Wanneer zelfs maar een relatief kleine hoeveelheid van de voedingsstof aan die ecosystemen wordt toegevoegd – hetzij door natuurlijke of kunstmatige processen – stimuleert dit de bloei van fytoplankton. Deze organismen absorberen kooldioxide dat in de oceaan is opgelost uit de lucht en kunnen, als ze sterven, dit in de nabije toekomst naar de oceaanbodem laten zinken.
De kosten voor het verbeteren van dit proces op grote schaal hangen grotendeels af van de doeltreffendheid ervan in termen van hoeveel koolstof de diepe oceaan bereikt en daar blijft.
“We kunnen er met vertrouwen op uit gaan en een fytoplanktonbloei creëren met ijzer, maar de vraag is hoeveel van de koolstof uiteindelijk naar de oceaan wordt geëxporteerd, niet alleen over dagen en weken, maar over jaren en decennia”, zegt senior onderzoekswetenschapper Ben. Twining, co-auteur van het onderzoek.
Het team bouwde hun economisch model op basis van een reeks mogelijke efficiëntieverbeteringen bij elke stap van het proces, met verschillende schattingen van hoeveel koolstof kan worden opgenomen door fytoplankton, hoeveel er weer wordt omgezet in koolstofdioxide en opnieuw wordt vrijgegeven, en hoeveel er zinkt. naar de diepe oceaan.
Ze onderzochten ook de mogelijkheid dat microben die zich zouden voeden met al dit nieuwe plantaardig materiaal lachgas zouden kunnen produceren, een veel krachtiger broeikasgas. Bovendien houdt het model rekening met een deel van de logistieke kosten, van de productie en verwerking van het ijzer tot het besturen van een vliegtuig of schip tot het zaaien en het monitoren van de resulterende bloei.
De onzekerheden over hoe de oceaan zou reageren op ijzerbemesting en hoe biologisch efficiënt het proces zou zijn, resulteerden in een enorm prijsbereik, van slechts $ 7 per ton verwijderde koolstof tot $ 1.500 per ton. Als de kosten van de verificatie worden meegerekend, kan de prijs per ton nog eens drie tot vier keer zo hoog worden.
De onderzoekers waarschuwen dat de exacte cijfers die het model oplevert op dit moment nog steeds slechts de beste schattingen zijn, maar ze zijn nuttig om tastbare waarden te geven aan de onzekerheden in het proces. Daartoe benadrukt het model de noodzaak van meer onderzoek, vooral naar hoe ‘permanent’ dit is als mogelijke oplossing en naar de risico’s van de productie van extra broeikasgassen.
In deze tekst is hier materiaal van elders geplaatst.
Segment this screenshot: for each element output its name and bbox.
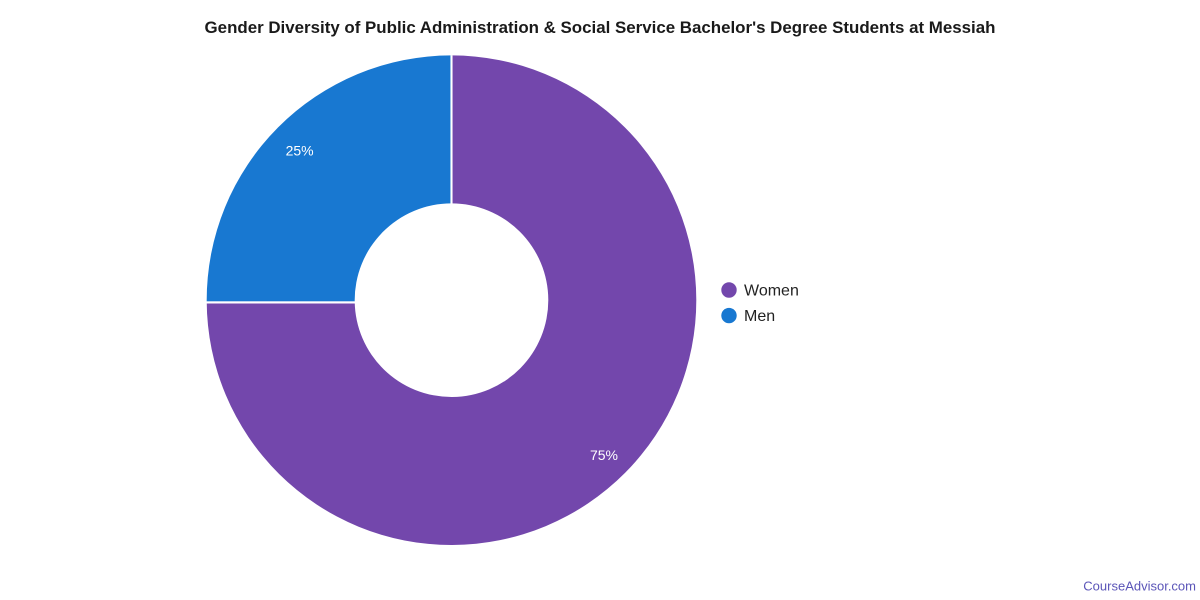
svg-text:75%: 75% [590, 447, 618, 463]
svg-text:Women: Women [744, 283, 799, 300]
svg-text:CourseAdvisor.com: CourseAdvisor.com [1083, 579, 1196, 594]
svg-text:Men: Men [744, 308, 775, 325]
svg-text:25%: 25% [286, 143, 314, 159]
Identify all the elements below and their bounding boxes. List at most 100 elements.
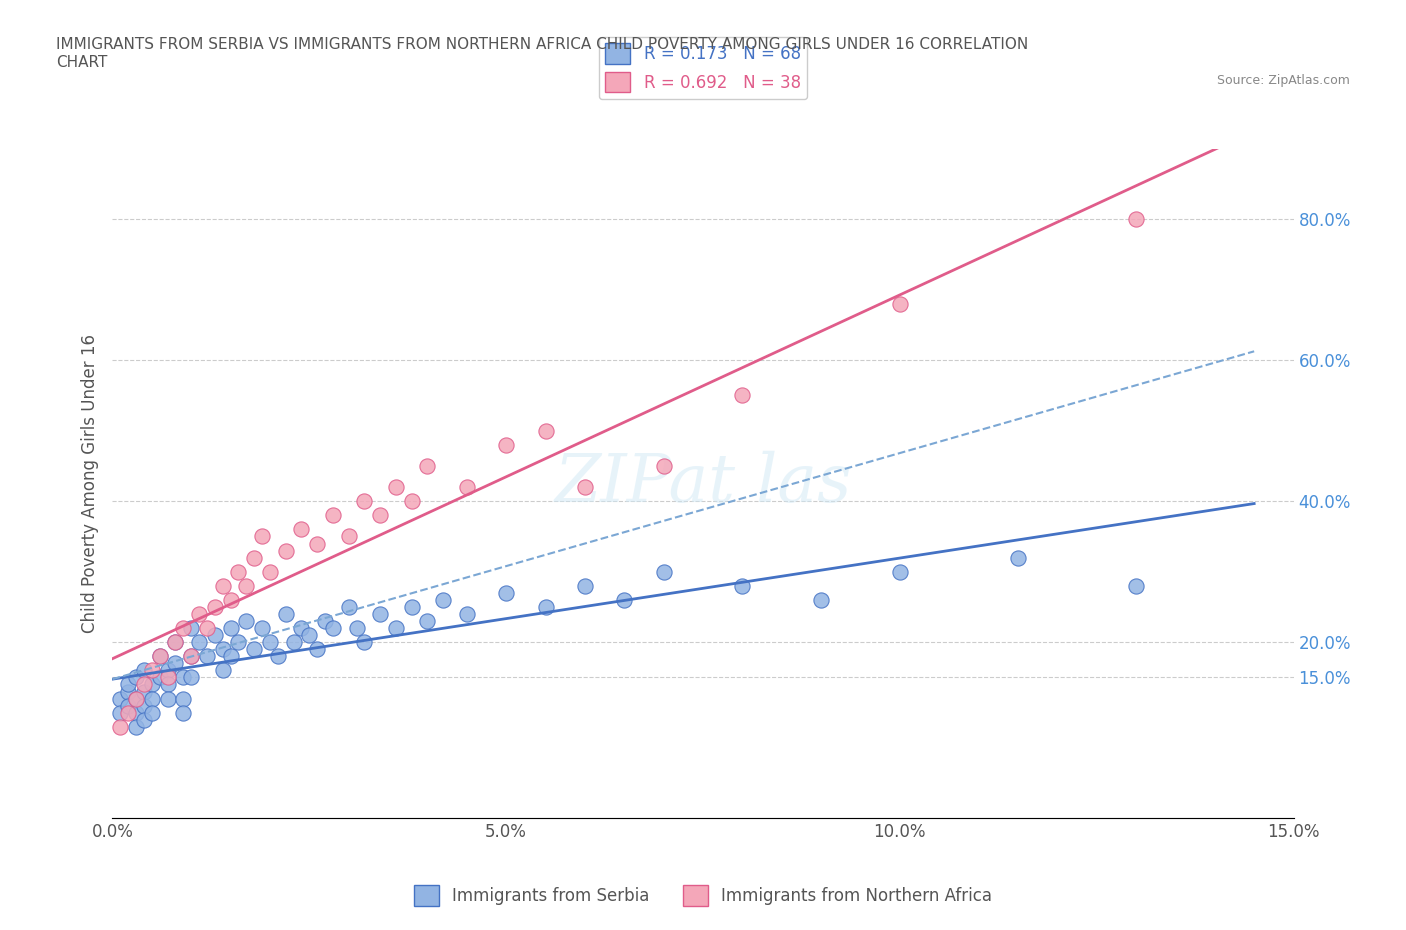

Het benadrukt ook de behoefte aan meer informatie over verificatiemethoden en bezorging vanuit de lucht.
"De echte waarde van dit werk is niet de exacte cijfers die we hebben bedacht, maar hoe het benadrukt waar de grootste onzekerheden zitten", aldus Twining. "Modellen zijn nuttig, niet omdat ze je een exact antwoord geven, maar omdat ze je een raamwerk bieden om uit te zoeken waar je vervolgens aan moet werken."